San Diego-based MixMode is also looking down the road and trying to build AI-based security tools that learn from the limitations of existing services. According to MixMode CTO Igor Mezic, existing systems may have some AI or machine learning capability, but they still require a number of rules that limit the scope of what they can detect and how they can learn and require some human intervention.
“We’ve all seen phishing emails, and they’re getting way more sophisticated,” Mezic said. “So even as a human, when I look at these emails and try to figure out whether this is real or not, it’s very difficult. So, it would be difficult for any rule-based system to discover, right? These AI methodologies on the attack side have already developed to the place where you need human intelligence to figure out whether it’s real. And that’s the scary part.”
AI systems that still include some rules also tend to throw off a lot of false positives, leaving security teams overwhelmed and eliminating any initial advantages that came with automation, Mezic said. MixMode, which has raised about $13 million in venture capital, is developing what it describes as “third-wave AI.”
In this case, the goal is to make AI security more adaptive on its own rather than relying on rules that need to be constantly revised to tell it what to look for. MixMode’s platform monitors all nodes on a network to continually evaluate typical behavior. When it spots a slight deviation, it analyzes the potential security risk and rates it from high to low before deciding whether to send up an alert. The MixMode system is always updating its baseline of behavior so no humans have to fine-tune the rules.

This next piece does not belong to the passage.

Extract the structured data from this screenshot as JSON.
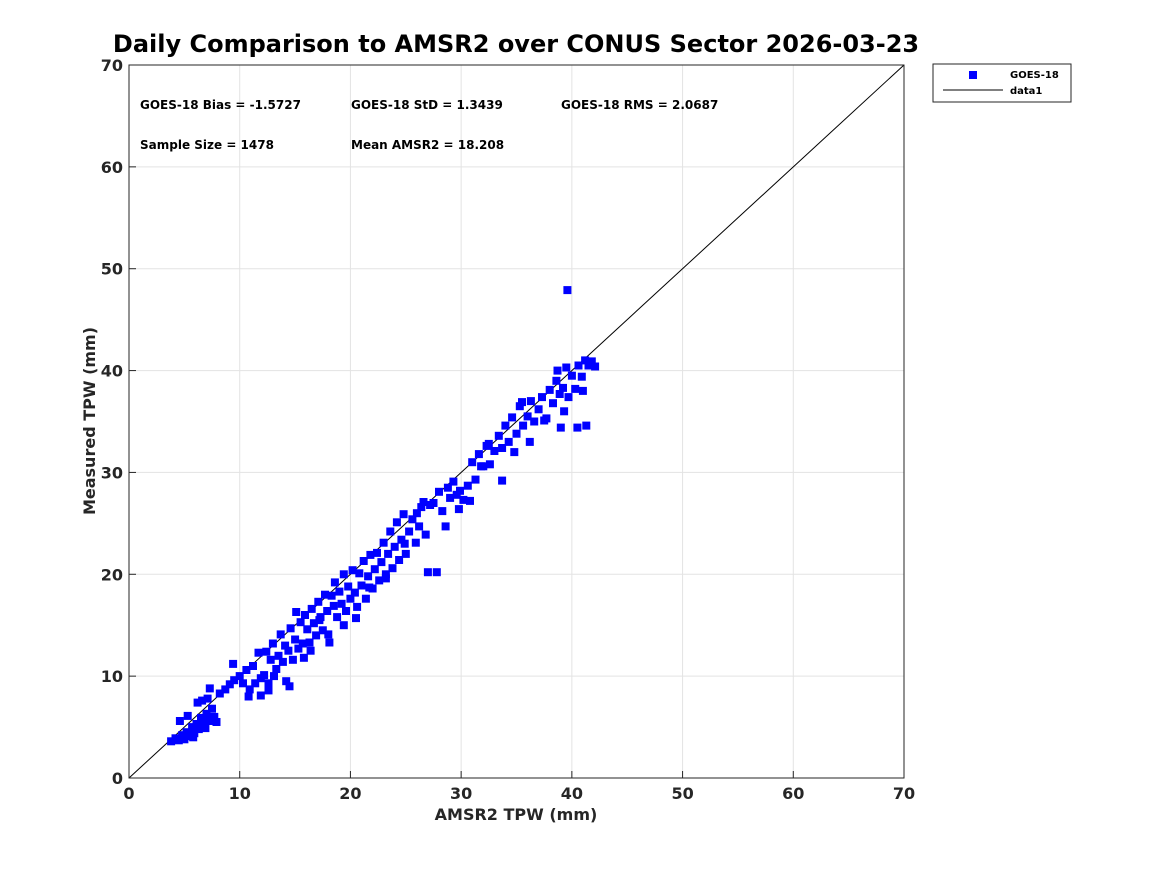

“Your own AI system needs to be very cognizant that an external AI system might be trying to spoof it or even learn how it operates,” Mezic said. “How can you write a rule for that? That’s the key technical issue. The AI system must learn to recognize whether there are any changes on the system that feel like they’re being made by another AI system. Our system is designed to account for that. I think we are a step ahead. So let’s try to make sure that we keep being a step ahead.”
Yet this type of “unsupervised AI” starts to cross a frontier that makes some observers nervous. It will eventually be used not just in business and consumer networks, but also in vehicles, factories, and cities. As it takes on predictive duties and makes decisions about how to respond, such AI will balance factors like loss of life against financial costs.
Humans will have to carefully weigh whether they are ready to cede such power to algorithms, even though they promise massive efficiencies and increased defensive power. On the other hand, if malicious actors are mastering these tools, will the rest of society even have a choice?
“I think we have to make sure that as we use the technology to do a variety of different things … we also are mindful that we need to govern the use of the technology and realize that there will likely be unforeseen consequences,” said Burg of EY Americas. “You really need to think through the impact and the consequences, and not just be a naive believer that the technology alone is the answer.”